Tarea difícil la de esta ópera prima del chileno Alejandro Torres, narrar la historia de vida de un “famoso” asesino de su país. Basada en hechos reales, de los cuales se acusa una dura investigación, es la historia de Roberto Martínez Vásquez, de 26 años, acusado a principio de este siglo de haber cometido dos asesinatos y otros delitos como violaciones, es más, es conocido con el “nombre” de El violador de Dehesa. La película no se queda en el hecho policial, indaga en toda la historia de Vásquez, y cómo terminó siendo el monstruo que era. Todo a partir del desencadenante del ahorcamiento de El Tila y una periodista que busca la verdad. Técnicamente hablamos de un film correcto, quizás discreto, pero que utiliza bien los recursos escasos que posee. Lo mismo podemos decir de sus interpretaciones, algo libres, pero nunca desentonadas, se podría decir algo falta de fuerza.
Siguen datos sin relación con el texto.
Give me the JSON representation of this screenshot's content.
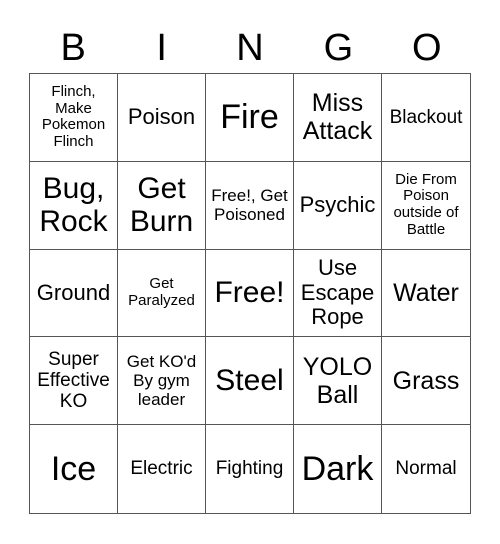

El embrollo llega con algunas decisiones de guión y tono, Torres parece querer comprender a su protagonista, y este no es un personaje demasiado querible. Más que como un camino psicológico, como una indagación en rezones del pasado y en “culpables” ajenos de su personalidad. El Tila no es Henry Retrato de un Asesino, se siente, y ahí es donde comienza lo que nos hace ruido. Elige casi el camino contrario a aquella, y puede que no todo el público se sienta cómodo con eso. Objetivamente hablando hablamos de una aproximación correcta, sin muchos elementos perdurables, pero nada profundamente criticable. Pero cuesta, y mucho, mantenerse objetivo.